Só um policial é suficiente?
A comerciante questionou ao Cap. Pincelli se somente um Policial no Vectra é suficiente, lembrando do recente assalto ao Banco Real. O Capitão respondeu que o Policial está aí para dar SENSAÇÃO de segurança e não segurança propriamente dita. Na ocorrência de um incidente, o PM vai solicitar reforços; não atua sozinho. O Capitão afirmou que há vantagens no sistema: sozinho, o policial não fica batendo papo com seu parceiro; presta mais atenção, pois a responsabilidade é só sua. A melhoria na segurança é notória.

Sugestão
Uma vizinha sugeriu que as Autoridades Policiais elaborassem cartilhas, orientando a população sobre como se comportar em caso de assaltos, como evitar golpes, etc. Foi informada que essas cartilhas já existem e são distribuídas freqüentemente pelas autoridades.

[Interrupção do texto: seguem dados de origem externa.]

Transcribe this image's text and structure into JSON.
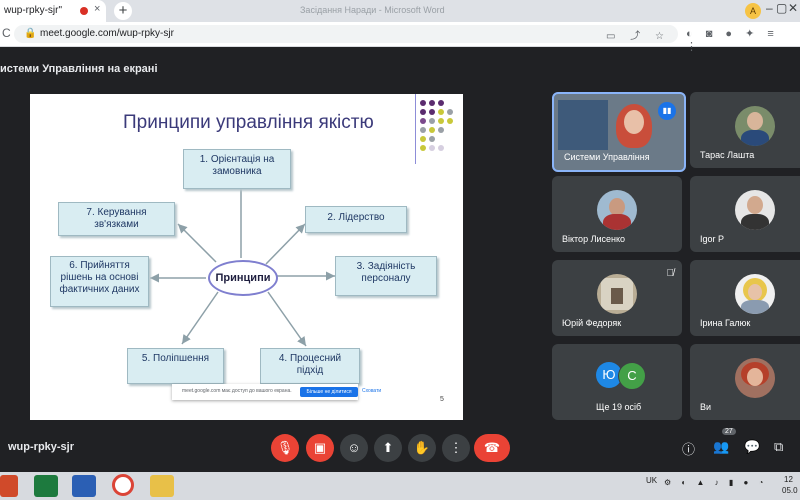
{
  "browser": {
    "tab_title": "wup-rpky-sjr\"",
    "tab_close": "×",
    "new_tab": "+",
    "window_title": "Засідання Наради - Microsoft Word",
    "controls": {
      "minimize": "–",
      "restore": "▢",
      "close": "✕"
    },
    "profile_initial": "A",
    "reload_glyph": "C",
    "lock_glyph": "🔒",
    "url": "meet.google.com/wup-rpky-sjr",
    "omni_icons": "▭ ⤴ ☆",
    "ext_icons": "◐ ◙ ● ✦ ≡ ⋮"
  },
  "meet": {
    "presenting_label": "истеми Управління на екрані",
    "meeting_code": "wup-rpky-sjr",
    "participant_count": "27",
    "others_label": "Ще 19 осіб"
  },
  "slide": {
    "title": "Принципи управління якістю",
    "center": "Принципи",
    "boxes": [
      {
        "line1": "1. Орієнтація на",
        "line2": "замовника"
      },
      {
        "line1": "2. Лідерство",
        "line2": ""
      },
      {
        "line1": "3. Задіяність",
        "line2": "персоналу"
      },
      {
        "line1": "4. Процесний",
        "line2": "підхід"
      },
      {
        "line1": "5. Поліпшення",
        "line2": ""
      },
      {
        "line1": "6. Прийняття",
        "line2": "рішень на основі",
        "line3": "фактичних даних"
      },
      {
        "line1": "7. Керування",
        "line2": "зв'язками"
      }
    ],
    "page_number": "5",
    "share_notice": {
      "text": "meet.google.com має доступ до вашого екрана.",
      "button": "Більше не ділитися",
      "hide": "Сховати"
    }
  },
  "participants": [
    {
      "name": "Системи Управління",
      "speaking": true
    },
    {
      "name": "Тарас Лашта"
    },
    {
      "name": "Віктор Лисенко"
    },
    {
      "name": "Igor P"
    },
    {
      "name": "Юрій Федоряк",
      "muted": true
    },
    {
      "name": "Ірина Галюк"
    },
    {
      "name": "Ви"
    }
  ],
  "other_avatars": [
    {
      "initial": "Ю",
      "color": "#1e88e5"
    },
    {
      "initial": "C",
      "color": "#43a047"
    }
  ],
  "taskbar": {
    "lang": "UK",
    "time": "12",
    "date": "05.0"
  },
  "colors": {
    "meet_bg": "#202124",
    "tile_bg": "#3c4043",
    "leave": "#ea4335",
    "accent": "#1a73e8"
  }
}
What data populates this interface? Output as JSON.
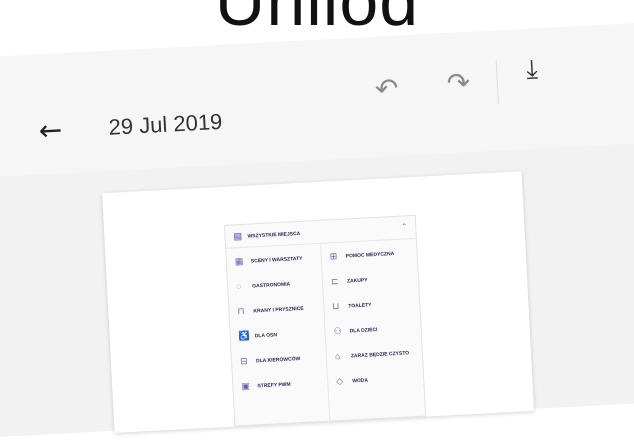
{
  "banner": {
    "text": "Unilod"
  },
  "toolbar": {
    "date": "29 Jul 2019",
    "icons": [
      "back-arrow-icon",
      "undo-icon",
      "redo-icon",
      "download-icon"
    ]
  },
  "panel": {
    "title": "WSZYSTKIE MIEJSCA",
    "left_items": [
      {
        "label": "SCENY I WARSZTATY",
        "icon": "stage-icon"
      },
      {
        "label": "GASTRONOMIA",
        "icon": "food-icon"
      },
      {
        "label": "KRANY I PRYSZNICE",
        "icon": "shower-icon"
      },
      {
        "label": "DLA OSN",
        "icon": "accessibility-icon"
      },
      {
        "label": "DLA KIEROWCÓW",
        "icon": "car-icon"
      },
      {
        "label": "STREFY PWM",
        "icon": "zone-icon"
      }
    ],
    "right_items": [
      {
        "label": "POMOC MEDYCZNA",
        "icon": "medical-icon"
      },
      {
        "label": "ZAKUPY",
        "icon": "shopping-icon"
      },
      {
        "label": "TOALETY",
        "icon": "toilet-icon"
      },
      {
        "label": "DLA DZIECI",
        "icon": "kids-icon"
      },
      {
        "label": "ZARAZ BĘDZIE CZYSTO",
        "icon": "cleaning-icon"
      },
      {
        "label": "WODA",
        "icon": "water-icon"
      }
    ]
  }
}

Em próximas reuniões, serão distribuídas no local. (nota da redação: leia uma dessas cartilhas, publicada há pouco pelo site).

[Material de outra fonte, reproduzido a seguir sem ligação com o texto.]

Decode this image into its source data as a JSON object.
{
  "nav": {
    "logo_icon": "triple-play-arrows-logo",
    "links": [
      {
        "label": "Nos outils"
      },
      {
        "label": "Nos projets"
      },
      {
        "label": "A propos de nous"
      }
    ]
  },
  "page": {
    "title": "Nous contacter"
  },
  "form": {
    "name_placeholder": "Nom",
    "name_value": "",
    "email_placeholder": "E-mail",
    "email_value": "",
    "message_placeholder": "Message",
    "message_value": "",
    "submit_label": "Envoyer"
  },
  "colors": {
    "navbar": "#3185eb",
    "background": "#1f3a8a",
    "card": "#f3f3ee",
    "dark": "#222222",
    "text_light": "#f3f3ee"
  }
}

Rede de comunicação comunitária
Representantes de uma empresa de telecomunicações fizeram bastante pressão para apressar a instalação de uma Rede de Comunicação Comunitária (que funciona baseada nos equipamentos que eles vendem). Nesta reunião o pessoal da Lapa, que já instalou algo parecido, estaria presente mas, devido à contratempos, não foi possível. Foi acertada a convocação de uma reunião com o Capitão para discutir o problema.

Próxima reunião
A próxima reunião acontecerá no dia 9 de Maio de 2000, às 20h00, no Colégio N. S. das Graças - Rua Tabapuã nº 303.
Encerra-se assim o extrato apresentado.